The Blank-Matt Appeal: £20 will buy a good foam mattress and a blanket for a child at the school. These would be school property and be passed to new pupils when others leave. Not having to buy them will be a tremendous support to poor families, and for the pupils who have no blanket, and some no mattress, a huge blessing and comfort. What better gift could there be than to give a child a good night's sleep? Target: 200 'Blank-Matt' donors: also ambitious – but if every blog-reader did it……

Willing to Help?: If, like me, you know that your will needs updating, please, please consider making a bequest to VolunteerUganda. In this way you can truly become a guardian angel and leave a tangible gift behind that will hugely benefit the poor of Uganda.

Although I do not return to the UK until mid-April, next week will be the last episode of the blog as I know my final few days will be incredibly busy. I hope that many of you, having been my travelling companions and shared this voyage of discovery with me over the last seven months, will now consider continuing that bond by becoming a Friend of Great Lakes High School too. I cannot tell you how much the support you have already given – in the form of sponsorship, providing mosquito nets and text books, making generous donations, sending story books – has meant to the children here, and to the adults in their lives too. You would be amazed, and deeply moved, to see the effect that this kind of giving has on another human being. I have felt so very fortunate to have been the channel for your generosity. It has made me realize that apathy and indifference are amongst the greatest of human sins: and that the parable of the Good Samaritan – which you have exemplified so strongly – is perhaps the most powerful story in the history of mankind….

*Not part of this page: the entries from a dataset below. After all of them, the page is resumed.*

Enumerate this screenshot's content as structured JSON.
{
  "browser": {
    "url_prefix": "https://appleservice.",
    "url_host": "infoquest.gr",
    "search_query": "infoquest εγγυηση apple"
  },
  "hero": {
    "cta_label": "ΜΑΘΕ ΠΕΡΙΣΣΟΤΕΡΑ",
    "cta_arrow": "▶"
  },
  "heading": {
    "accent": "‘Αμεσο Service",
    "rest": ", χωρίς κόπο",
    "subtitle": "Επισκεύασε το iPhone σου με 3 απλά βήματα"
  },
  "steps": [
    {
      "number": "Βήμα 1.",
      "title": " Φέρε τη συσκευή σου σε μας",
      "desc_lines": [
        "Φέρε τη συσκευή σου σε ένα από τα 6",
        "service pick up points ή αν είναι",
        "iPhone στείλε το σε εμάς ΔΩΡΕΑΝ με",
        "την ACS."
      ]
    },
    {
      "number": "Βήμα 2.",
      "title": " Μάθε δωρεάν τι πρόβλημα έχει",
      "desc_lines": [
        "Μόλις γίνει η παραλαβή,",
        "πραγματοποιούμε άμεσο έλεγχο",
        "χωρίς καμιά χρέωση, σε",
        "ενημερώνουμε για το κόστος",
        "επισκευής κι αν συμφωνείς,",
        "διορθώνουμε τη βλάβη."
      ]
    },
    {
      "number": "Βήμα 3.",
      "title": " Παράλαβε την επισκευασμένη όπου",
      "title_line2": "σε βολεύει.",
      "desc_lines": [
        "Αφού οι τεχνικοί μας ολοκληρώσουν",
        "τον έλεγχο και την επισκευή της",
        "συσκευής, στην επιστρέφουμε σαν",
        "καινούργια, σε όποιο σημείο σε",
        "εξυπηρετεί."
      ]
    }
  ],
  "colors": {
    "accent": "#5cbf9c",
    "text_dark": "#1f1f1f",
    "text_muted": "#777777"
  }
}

I have set my hopes high, I know, in launching this ambitious appeal. You have given so much already – but if you can give just a little more, how wonderful that would be. For that young man whose Rukiiga name, Twinamatsiko, does indeed mean 'hope', I dearly wish that, with your help, I can find a way of giving him and many others a warm bed, a secure future at school – and some soap…

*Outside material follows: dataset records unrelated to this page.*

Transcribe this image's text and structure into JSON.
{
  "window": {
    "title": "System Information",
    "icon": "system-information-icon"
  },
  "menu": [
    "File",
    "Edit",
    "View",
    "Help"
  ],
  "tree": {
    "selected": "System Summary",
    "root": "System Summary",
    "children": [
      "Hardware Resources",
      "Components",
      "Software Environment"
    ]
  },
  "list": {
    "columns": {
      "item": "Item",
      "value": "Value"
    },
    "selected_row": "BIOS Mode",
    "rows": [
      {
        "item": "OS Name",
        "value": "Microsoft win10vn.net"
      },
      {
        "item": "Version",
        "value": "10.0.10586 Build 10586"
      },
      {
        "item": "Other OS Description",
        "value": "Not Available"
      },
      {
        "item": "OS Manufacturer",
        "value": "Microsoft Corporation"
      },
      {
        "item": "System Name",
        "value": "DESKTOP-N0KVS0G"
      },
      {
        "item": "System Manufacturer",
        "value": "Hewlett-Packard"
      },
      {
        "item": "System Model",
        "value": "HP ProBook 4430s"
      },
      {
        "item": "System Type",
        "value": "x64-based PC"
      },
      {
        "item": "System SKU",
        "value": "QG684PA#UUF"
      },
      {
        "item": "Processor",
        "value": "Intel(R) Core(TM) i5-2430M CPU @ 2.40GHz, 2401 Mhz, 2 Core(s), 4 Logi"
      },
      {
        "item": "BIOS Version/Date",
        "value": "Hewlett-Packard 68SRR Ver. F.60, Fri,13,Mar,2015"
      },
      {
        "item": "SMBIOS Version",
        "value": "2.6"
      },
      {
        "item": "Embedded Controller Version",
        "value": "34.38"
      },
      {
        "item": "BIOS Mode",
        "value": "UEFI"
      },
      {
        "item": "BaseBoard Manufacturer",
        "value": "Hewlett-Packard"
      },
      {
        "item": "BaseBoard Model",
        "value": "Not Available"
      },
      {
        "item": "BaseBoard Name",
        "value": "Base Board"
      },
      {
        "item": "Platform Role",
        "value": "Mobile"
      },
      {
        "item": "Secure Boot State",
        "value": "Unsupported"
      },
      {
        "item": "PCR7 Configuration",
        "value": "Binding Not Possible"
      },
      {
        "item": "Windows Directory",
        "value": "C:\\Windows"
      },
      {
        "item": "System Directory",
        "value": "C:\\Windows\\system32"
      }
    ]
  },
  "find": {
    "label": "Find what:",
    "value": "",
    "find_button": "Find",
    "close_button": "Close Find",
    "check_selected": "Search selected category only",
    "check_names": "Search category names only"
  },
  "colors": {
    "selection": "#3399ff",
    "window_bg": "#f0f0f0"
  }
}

Cheques, made out to VolunteerUganda, can be sent to: Dr Karen Sennett,23 Langbourne Avenue, Highgate N6

To sponsor a child please go to www.volunteeruganda.org and follow the link to the High School

Credit card donations may be made via the High School link on the website. As most people donate money in whole pounds, adding 50p to the total will indicate that it is to go to the Orphan Appeal, and by adding 20p that it is for the Blank-Matt Appeal.

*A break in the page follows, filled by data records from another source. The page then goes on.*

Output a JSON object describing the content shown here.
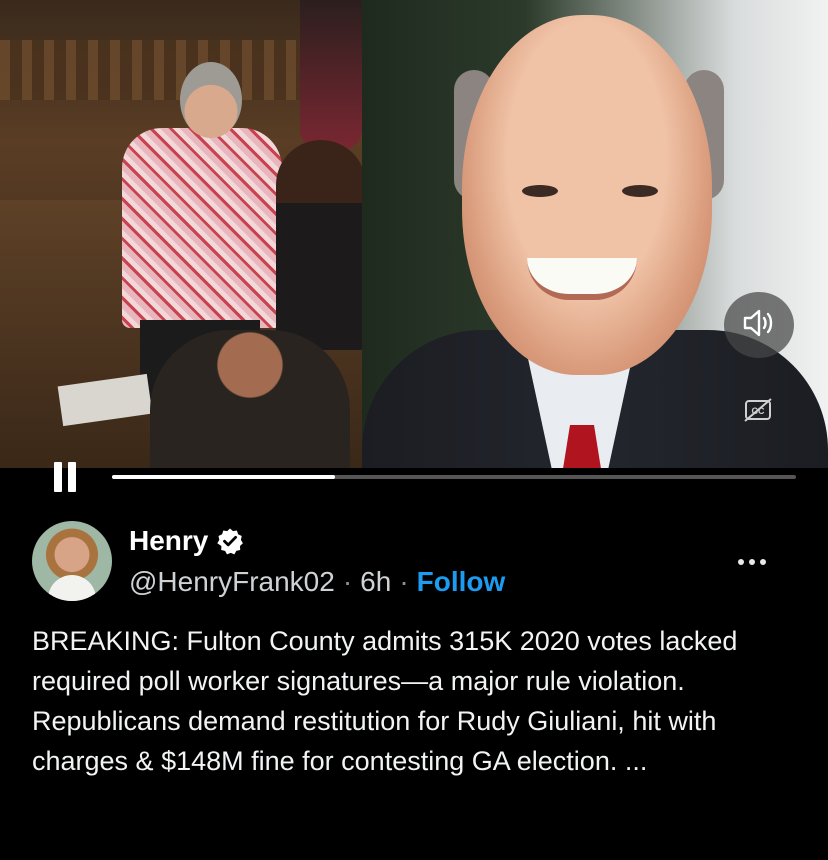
{
  "video": {
    "controls": {
      "volume_icon": "speaker-sound-icon",
      "captions_icon": "closed-captions-icon",
      "play_state_icon": "pause-icon",
      "progress_fraction": 0.326
    }
  },
  "tweet": {
    "author": {
      "display_name": "Henry",
      "verified_icon": "verified-badge-icon",
      "handle": "@HenryFrank02",
      "separator": "·",
      "time_ago": "6h",
      "follow_label": "Follow"
    },
    "more_icon": "more-options-icon",
    "text": "BREAKING: Fulton County admits 315K 2020 votes lacked required poll worker signatures—a major rule violation. Republicans demand restitution for Rudy Giuliani, hit with charges & $148M fine for contesting GA election. ..."
  },
  "colors": {
    "background": "#000000",
    "link_blue": "#1d9bf0",
    "text_primary": "#e7e9ea"
  }
}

News of the High School and regular progress reports about the appeal and other matters will appear on the website from now on so please check it regularly!

You may also email me if you would like to become a "Friend" at: juliachallender@gmail.com so that I can send email reports to you. Email addresses will be treated confidentially and will not appear as a list when group emails are sent.

Thank you so much for your wonderful support – the photos show a group of orphans at the High School, my new godchild, and the boy with no soap...


 

2 comments:

Anonymous said...

it must be a strange time for you to have to think about leaving Uganda after making such an adjustment to get used to it.
No doubt it will be very sad to leave the children behind. At least you know it will continue through the support you are planning from now on - and hopefully lots of people will join in.

Have fun in kenya and lots to look forward to back in England !!

Unknown said...

How wonderful to be godmother to a child called Divine Grace! I hope he doesn't find the name too much to live up to.

The support association for the High School is a great idea (though talking of names, the Blank-Matt appeal does sound perilously like the Brinks-Matt bullion robbery). I hope the knowledge that you can carry on working for the benefit of the school when you're back in England will make it less difficult to go, though it does seem a shame to be leaving just when you are really settling in to Guest of Honour status.

I can't help feeling you'll be back, though, because your warm admiration for both people and place is so evident in everything you write. Have a great last few days!